Former Jr. drag racer Johnson earned his first national event win in Super Gas after stopping Morgan Minor in the double-breakout final. Johnson, aided by a .009 light, won with a 10.464 to Minor’s 10.432 on the 10.50 index. It was Johnson’s second final round in Denver in the last four years counting his runner-up finish at the 2014 race. Johnson was also a runner-up earlier this year at the NHRA Division 5 Lucas Oil Series event in Great Bend, Kan.

Another Denver champ who was blessed with a short drive from home was Super Street champ Grant, who resides in Golden, Colo. Grant’s final-round battle against John Bianco’s ’55 Chevy was a memorable race. Grant left first .005 to.034 and held on for the win with an 11.553 after Bianco broke out by a thousandth of a second with an 11.499 on the 11.50 Denver index. Grant had previously won the Denver event in 2002 and the fall Las Vegas race in 2015, but he also has a pair of final-round losses in Denver in 2005 and 2007. He has now boosted his final round record to an impressive 3-2.

whitfield5.jpgCruickshank, another local who hails from Wheat Ridge, Colo., scored his first national event title in Top Sportsman after Bud Preuss fouled in his ‘69 Camaro. Cruickshank didn’t leave much room for his opponents with four solid reaction times during eliminations, including a very competitive .011 in the final. Historically, Cruickshank competes in just one NHRA national event each year, and he managed to make it count with his first win.

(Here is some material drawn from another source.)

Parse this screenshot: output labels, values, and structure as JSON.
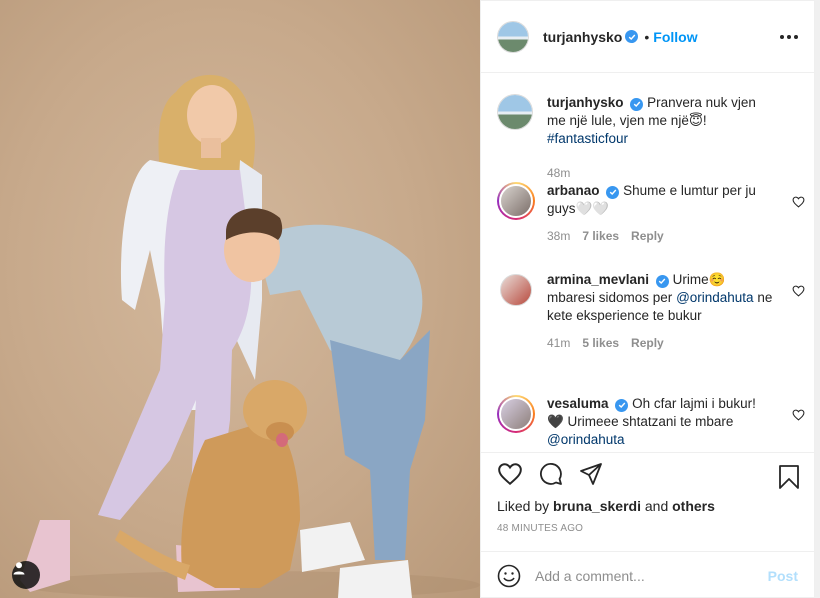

Top Sportsman champ Cruickshank made it to the third round in Top Dragster before losing to eventual champ Basgall via a foul start. Basgall went on to win the title with a coasting effort after opponent Jason Covington ran into a mechanical issue in the final. Basgall, who was making his first national event appearance of the season after a pair of early-round finishes at Lucas Oil Series events, scored a big win in the second round when he topped former Division 5 champ Phil Unruh.